The hybrid uses an NiMH battery of undisclosed size. All up, the maximum power is 184kW. Then there’s the meat of the new range, the RX 350, whose 2.4-litre four-cylinder petrol engine makes 205kW.
At the top of the range is the car “for the most demanding petrolheads”, the RX 500h, which combines the turbocharged 2.4-litre engine (205kW) directly linked to a single electric motor (another 64kW) where the flywheel would be, with a single clutch between them and a six-speed automatic transmission. At the rear axle is a 76kW electric motor, making a system total of 273kW and 747Nm.
With three available hybrids fuel efficiency is also a key number. Therefore the RX 350h claims 6.4L/100km according to WLTP testing while the more powerful 500h delivers a consumption of 8.2L/100km. The only non-hybrid, the 2.5L turbo, claims 8.8L/100km.
Moving inside, the interior is good. Solid of ambience and spacious in the back and the boot, with “less focus on ornamentation, more on texture and feel”, according to Lexus bosses, which means that the materials feel well put together and the switchgear is mostly clean. There’s a 14.0-inch touchscreen and Lexus’s latest infotainment system is a massive improvement on the old track pad-based setup in the previous RX, too. It works snappily, offers plenty of features and now integrates Apple CarPlay and Android Auto, both wirelessly. Our top-spec Takumi model we drove in the USA for this test drive also featured adaptive suspension, heated and vented leather seats, three-zone air-conditioning, a panoramic roof, 21-inch alloy wheels, a head-up display, LED headlights and wireless phone charging as standard.
There’s also, despite the relatively big differences in how they’re powered, a consistency to how RXs drive. The steering is smooth and the ride settled.
Refinement is really high, with low wind noise and just a little road noise. Under acceleration, the 350h hums a bit because Toyota’s hybrid system puts them in a high-rev range and leaves them there.
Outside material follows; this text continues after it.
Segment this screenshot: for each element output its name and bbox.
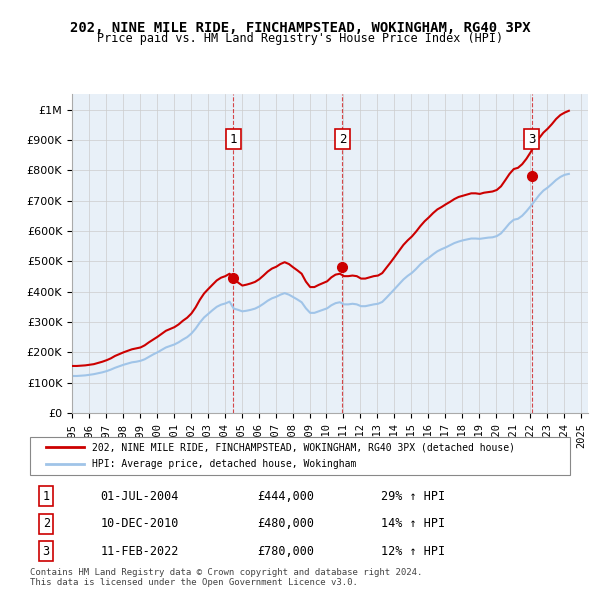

The 500h, with its smooth six-speed transmission, is a little more rewardingly thrummy and responsive with quicker acceleration, moving from 0-100km/h in 5.9sec. The petrol turbo is no slouch either, getting from 0-100km/h in 7.2sec but being the thirstiest option available.
While there’s adaptive damping on the top-spec model to keep a firmer control of body movements, it’s still nothing like as rewarding or angry as, say, a Jaguar F-Pace SVR.
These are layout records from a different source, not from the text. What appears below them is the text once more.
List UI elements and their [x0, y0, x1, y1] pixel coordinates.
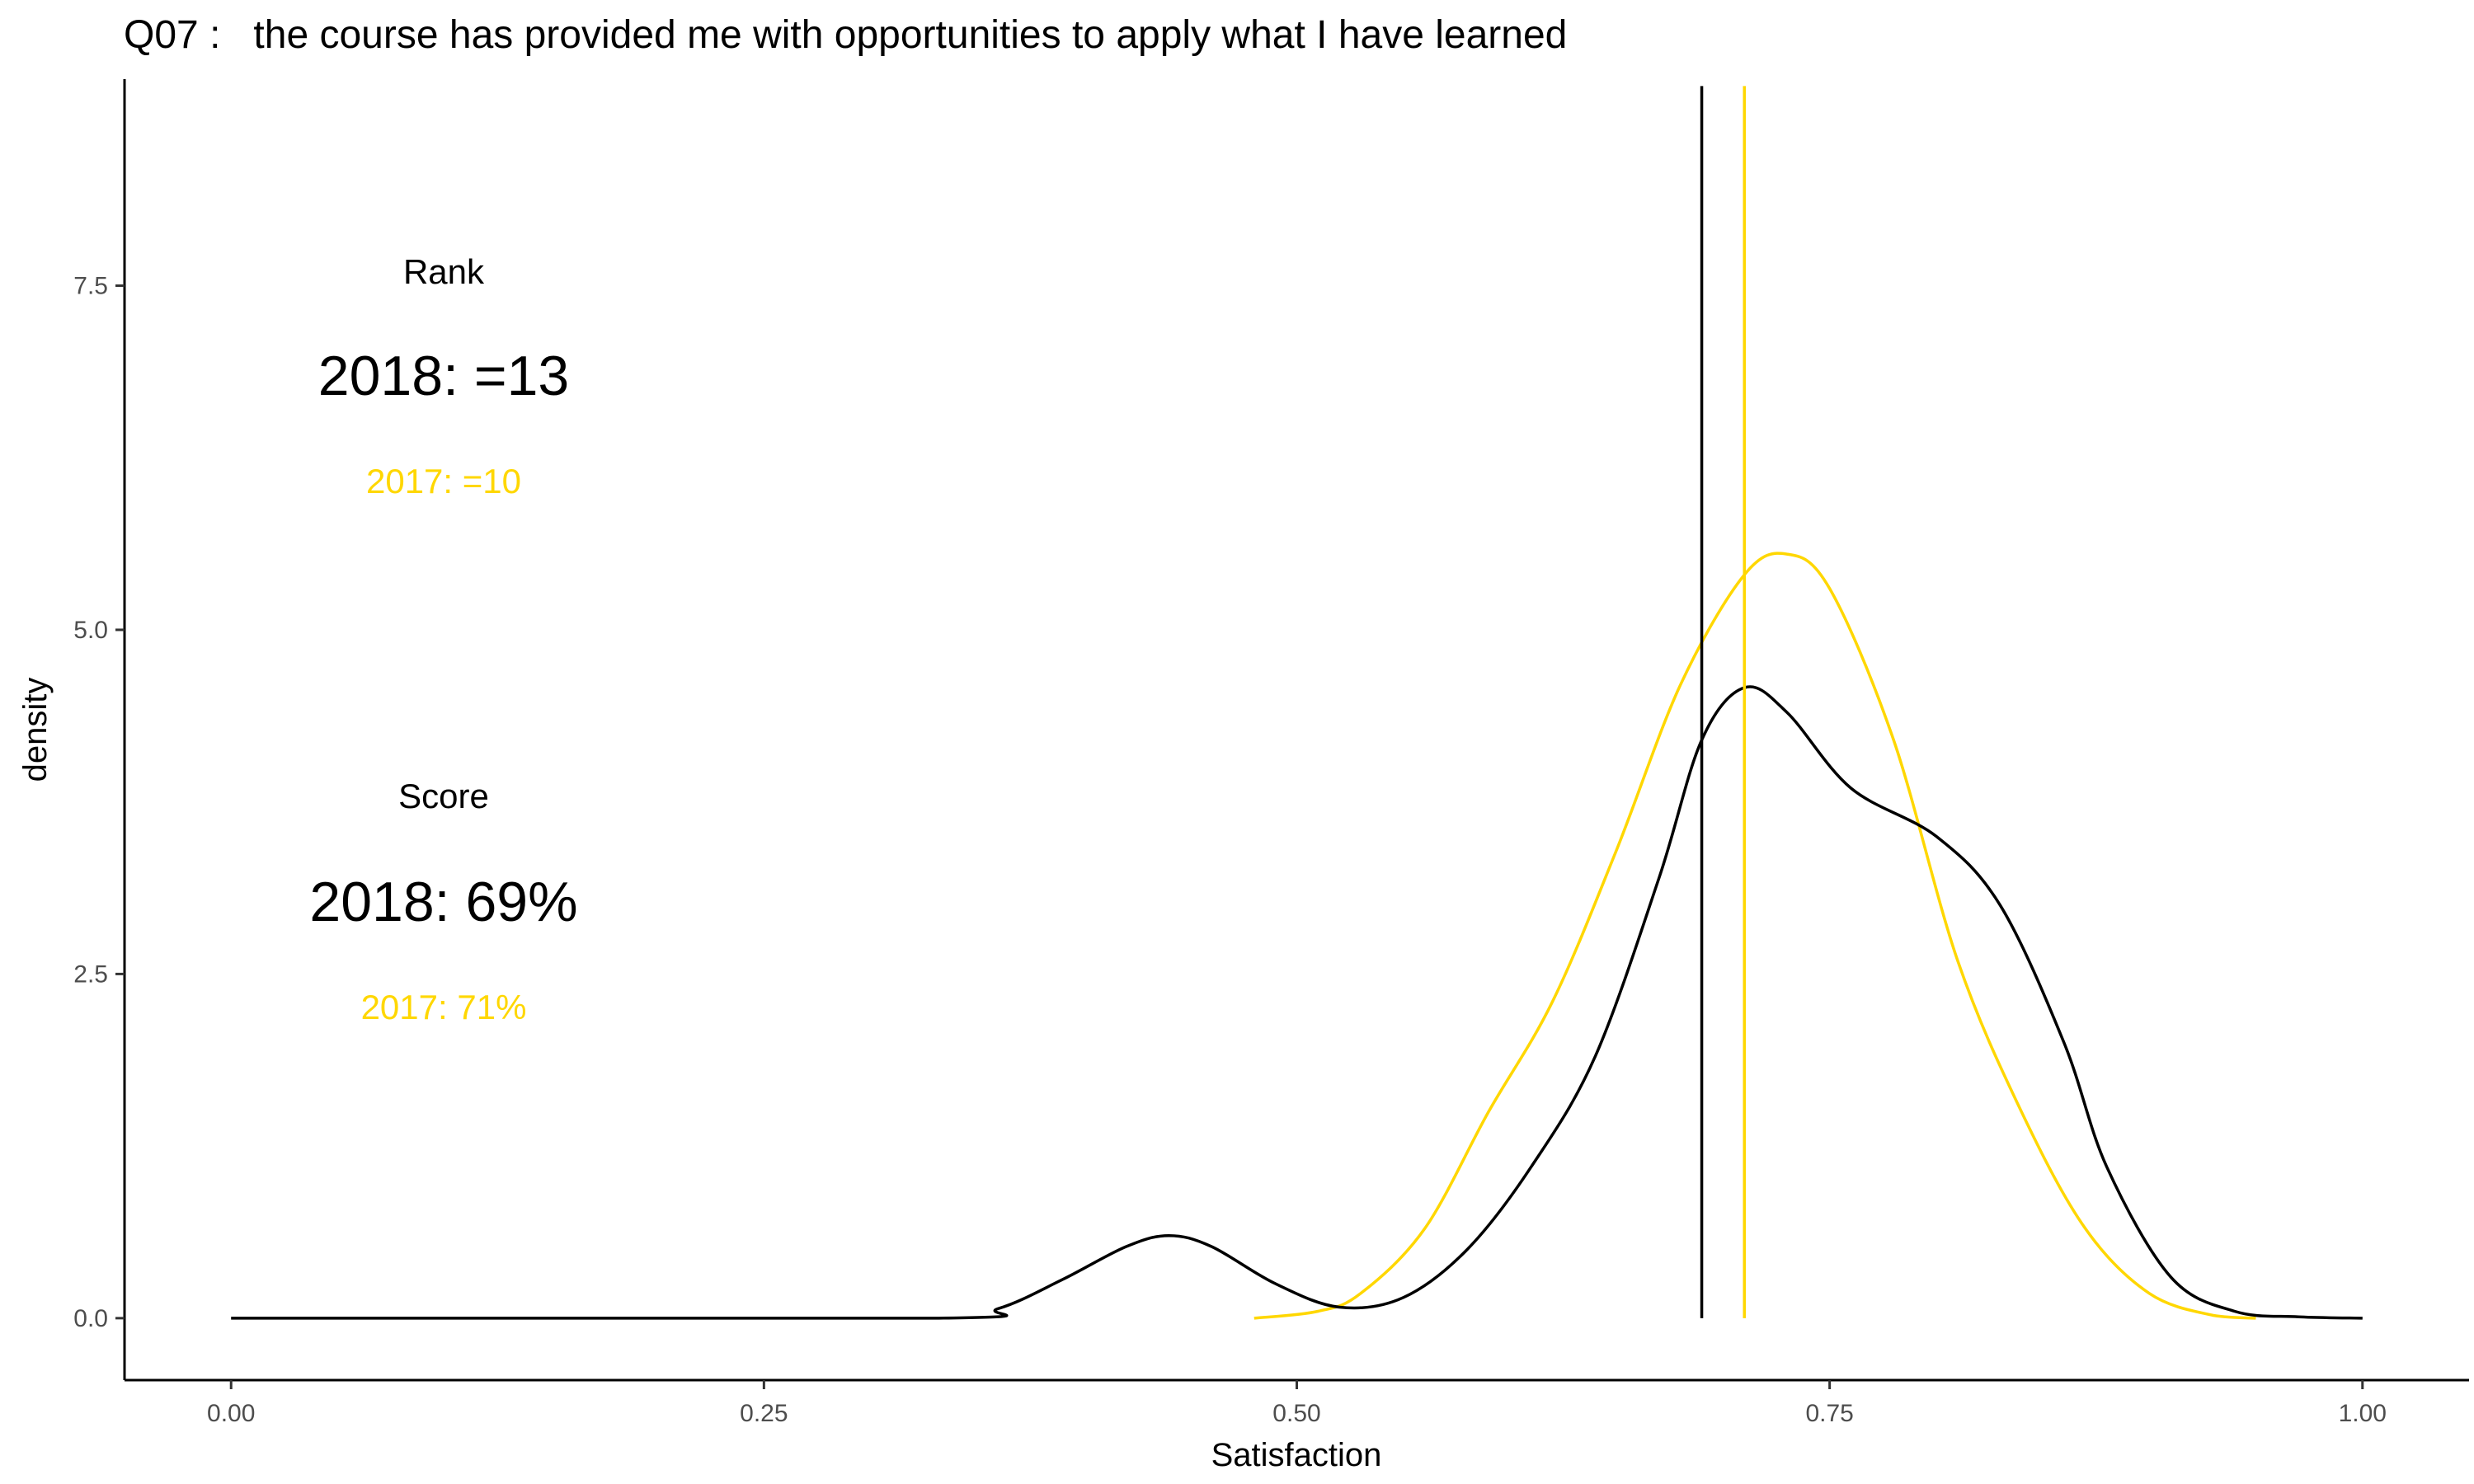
rank-heading: Rank	[403, 252, 485, 291]
plot-area	[231, 86, 2363, 1320]
score-heading: Score	[398, 777, 489, 815]
y-tick-label: 5.0	[73, 617, 108, 644]
y-tick-label: 0.0	[73, 1305, 108, 1332]
rank-2017-value: 2017: =10	[366, 462, 521, 500]
x-tick-label: 0.50	[1272, 1400, 1320, 1427]
x-tick-label: 1.00	[2339, 1400, 2387, 1427]
y-axis-title: density	[17, 678, 54, 782]
score-2018-value: 2018: 69%	[309, 871, 577, 933]
chart-title: Q07 : the course has provided me with op…	[124, 13, 1567, 57]
y-tick-label: 7.5	[73, 272, 108, 299]
x-axis-title: Satisfaction	[1211, 1437, 1382, 1473]
score-2017-value: 2017: 71%	[361, 988, 527, 1026]
density-curve-2018	[231, 685, 2363, 1320]
y-tick-label: 2.5	[73, 960, 108, 988]
x-tick-label: 0.75	[1805, 1400, 1853, 1427]
x-tick-label: 0.25	[740, 1400, 788, 1427]
x-tick-label: 0.00	[207, 1400, 255, 1427]
y-axis-ticks: 0.0 2.5 5.0 7.5	[73, 272, 125, 1332]
score-annotation: Score 2018: 69% 2017: 71%	[309, 777, 577, 1026]
rank-annotation: Rank 2018: =13 2017: =10	[318, 252, 569, 500]
x-axis-ticks: 0.00 0.25 0.50 0.75 1.00	[207, 1380, 2387, 1427]
rank-2018-value: 2018: =13	[318, 345, 569, 407]
density-curve-2017	[1253, 552, 2256, 1320]
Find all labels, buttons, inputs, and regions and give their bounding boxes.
The new platform means the RX still acquits itself relatively well, however. Our test route in the US didn’t provide much in the way of challenging corners or surfaces, but the RX rides relatively nicely, with the damping control and comfort only breaking down over the worst transverse bumps and ridges in the road, where the extra battery mass becomes apparent. Otherwise, the suspension works smoothly to filter out imperfections and control the body.
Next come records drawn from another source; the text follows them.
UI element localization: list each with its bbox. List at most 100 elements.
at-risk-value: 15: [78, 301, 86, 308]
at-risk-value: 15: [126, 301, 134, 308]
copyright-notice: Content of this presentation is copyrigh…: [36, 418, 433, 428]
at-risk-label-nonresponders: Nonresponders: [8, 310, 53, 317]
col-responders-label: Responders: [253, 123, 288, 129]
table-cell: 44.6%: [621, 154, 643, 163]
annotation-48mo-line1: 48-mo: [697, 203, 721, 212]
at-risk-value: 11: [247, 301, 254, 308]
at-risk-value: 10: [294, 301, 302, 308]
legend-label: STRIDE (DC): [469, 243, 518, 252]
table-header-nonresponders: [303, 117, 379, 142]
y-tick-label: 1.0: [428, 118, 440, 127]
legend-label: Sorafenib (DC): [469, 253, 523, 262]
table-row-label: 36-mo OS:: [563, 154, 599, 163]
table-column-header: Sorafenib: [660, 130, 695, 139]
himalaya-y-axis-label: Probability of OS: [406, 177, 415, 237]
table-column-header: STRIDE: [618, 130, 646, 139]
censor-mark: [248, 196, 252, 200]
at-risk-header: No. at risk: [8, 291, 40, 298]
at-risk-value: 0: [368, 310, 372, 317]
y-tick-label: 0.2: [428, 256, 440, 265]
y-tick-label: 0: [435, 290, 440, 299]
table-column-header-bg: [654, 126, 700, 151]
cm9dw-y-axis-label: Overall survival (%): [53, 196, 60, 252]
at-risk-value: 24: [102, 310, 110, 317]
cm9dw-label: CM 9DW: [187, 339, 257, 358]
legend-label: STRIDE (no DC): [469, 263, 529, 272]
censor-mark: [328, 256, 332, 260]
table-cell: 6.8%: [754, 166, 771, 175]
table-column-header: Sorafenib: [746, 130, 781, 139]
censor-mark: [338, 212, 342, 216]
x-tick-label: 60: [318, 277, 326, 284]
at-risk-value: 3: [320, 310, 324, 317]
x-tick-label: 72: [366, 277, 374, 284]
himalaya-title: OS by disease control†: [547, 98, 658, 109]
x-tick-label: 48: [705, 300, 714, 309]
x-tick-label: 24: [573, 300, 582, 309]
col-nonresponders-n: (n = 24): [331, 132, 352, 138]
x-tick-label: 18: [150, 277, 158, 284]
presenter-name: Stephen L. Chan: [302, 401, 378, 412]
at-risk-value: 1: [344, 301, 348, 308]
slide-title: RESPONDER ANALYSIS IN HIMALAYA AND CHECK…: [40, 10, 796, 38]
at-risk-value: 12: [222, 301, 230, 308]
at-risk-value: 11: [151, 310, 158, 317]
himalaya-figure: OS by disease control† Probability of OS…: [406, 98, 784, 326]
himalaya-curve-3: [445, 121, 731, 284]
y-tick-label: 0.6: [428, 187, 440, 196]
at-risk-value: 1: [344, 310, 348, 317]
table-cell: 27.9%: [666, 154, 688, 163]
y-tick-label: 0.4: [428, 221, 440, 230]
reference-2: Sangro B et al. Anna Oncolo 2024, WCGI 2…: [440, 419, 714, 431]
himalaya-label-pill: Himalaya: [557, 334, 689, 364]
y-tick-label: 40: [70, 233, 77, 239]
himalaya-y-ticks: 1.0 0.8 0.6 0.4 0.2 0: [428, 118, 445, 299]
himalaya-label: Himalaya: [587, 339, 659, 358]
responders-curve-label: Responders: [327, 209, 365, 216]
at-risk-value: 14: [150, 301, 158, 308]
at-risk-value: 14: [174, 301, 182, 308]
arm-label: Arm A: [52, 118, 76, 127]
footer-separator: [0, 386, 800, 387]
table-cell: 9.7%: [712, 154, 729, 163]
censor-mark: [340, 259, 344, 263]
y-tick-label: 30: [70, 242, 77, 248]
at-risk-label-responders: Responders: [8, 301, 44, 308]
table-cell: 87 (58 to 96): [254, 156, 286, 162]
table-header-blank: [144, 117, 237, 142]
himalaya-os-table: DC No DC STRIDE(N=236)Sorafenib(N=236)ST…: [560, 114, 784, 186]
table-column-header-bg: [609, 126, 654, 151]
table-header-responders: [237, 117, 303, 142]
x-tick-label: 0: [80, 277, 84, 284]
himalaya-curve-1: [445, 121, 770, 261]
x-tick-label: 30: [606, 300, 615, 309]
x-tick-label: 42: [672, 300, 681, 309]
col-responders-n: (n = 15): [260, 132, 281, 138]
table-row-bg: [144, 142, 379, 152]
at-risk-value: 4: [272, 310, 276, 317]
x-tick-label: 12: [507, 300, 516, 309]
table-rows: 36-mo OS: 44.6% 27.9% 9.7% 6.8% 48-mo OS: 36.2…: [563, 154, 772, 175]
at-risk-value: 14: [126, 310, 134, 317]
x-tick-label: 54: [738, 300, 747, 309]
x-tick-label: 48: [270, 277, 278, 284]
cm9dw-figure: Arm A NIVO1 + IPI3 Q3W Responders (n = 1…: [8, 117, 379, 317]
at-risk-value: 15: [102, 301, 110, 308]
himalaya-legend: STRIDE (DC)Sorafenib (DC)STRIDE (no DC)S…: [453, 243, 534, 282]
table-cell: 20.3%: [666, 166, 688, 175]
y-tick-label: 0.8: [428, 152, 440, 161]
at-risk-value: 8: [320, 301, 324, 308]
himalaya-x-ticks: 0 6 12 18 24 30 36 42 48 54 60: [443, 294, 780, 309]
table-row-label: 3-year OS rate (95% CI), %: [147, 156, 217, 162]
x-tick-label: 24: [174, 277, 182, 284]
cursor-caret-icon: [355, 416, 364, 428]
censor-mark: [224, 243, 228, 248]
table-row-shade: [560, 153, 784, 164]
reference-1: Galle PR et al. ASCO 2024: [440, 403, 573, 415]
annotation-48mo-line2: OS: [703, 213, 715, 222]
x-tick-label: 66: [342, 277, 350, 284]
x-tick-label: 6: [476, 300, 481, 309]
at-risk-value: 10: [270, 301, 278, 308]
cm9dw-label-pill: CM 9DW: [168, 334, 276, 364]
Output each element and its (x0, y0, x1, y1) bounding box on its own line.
The steering is light, but this helps manoeuvrability, as does the rear-axle steering, which offers up to four degrees of lock on the back wheels. However, the RX doesn’t feel like a big car. It doesn’t feel like a particularly dynamic one either, but there’s enough agility here by the same stroke.
In short, it delivers a decent balance between comfort and engagement, with the focus placed on the former, meaning the RX is a solid SUV from a driving perspective, given how it will be used most of the time.
The new Lexus RX takes known tech from the smaller NX and extrapolates this into a bigger package. There’s much to like here. The new infotainment is a huge step forward, while the Lexus rides and handles fairly well. However, it doesn’t fulfil its brief quite as well as its smaller sibling. In this large premium SUV class the Lexus is facing some very luxurious competition, such as the BMW X5, and we’d like a little more refinement as a result. Pricing will also be key to the success of the package.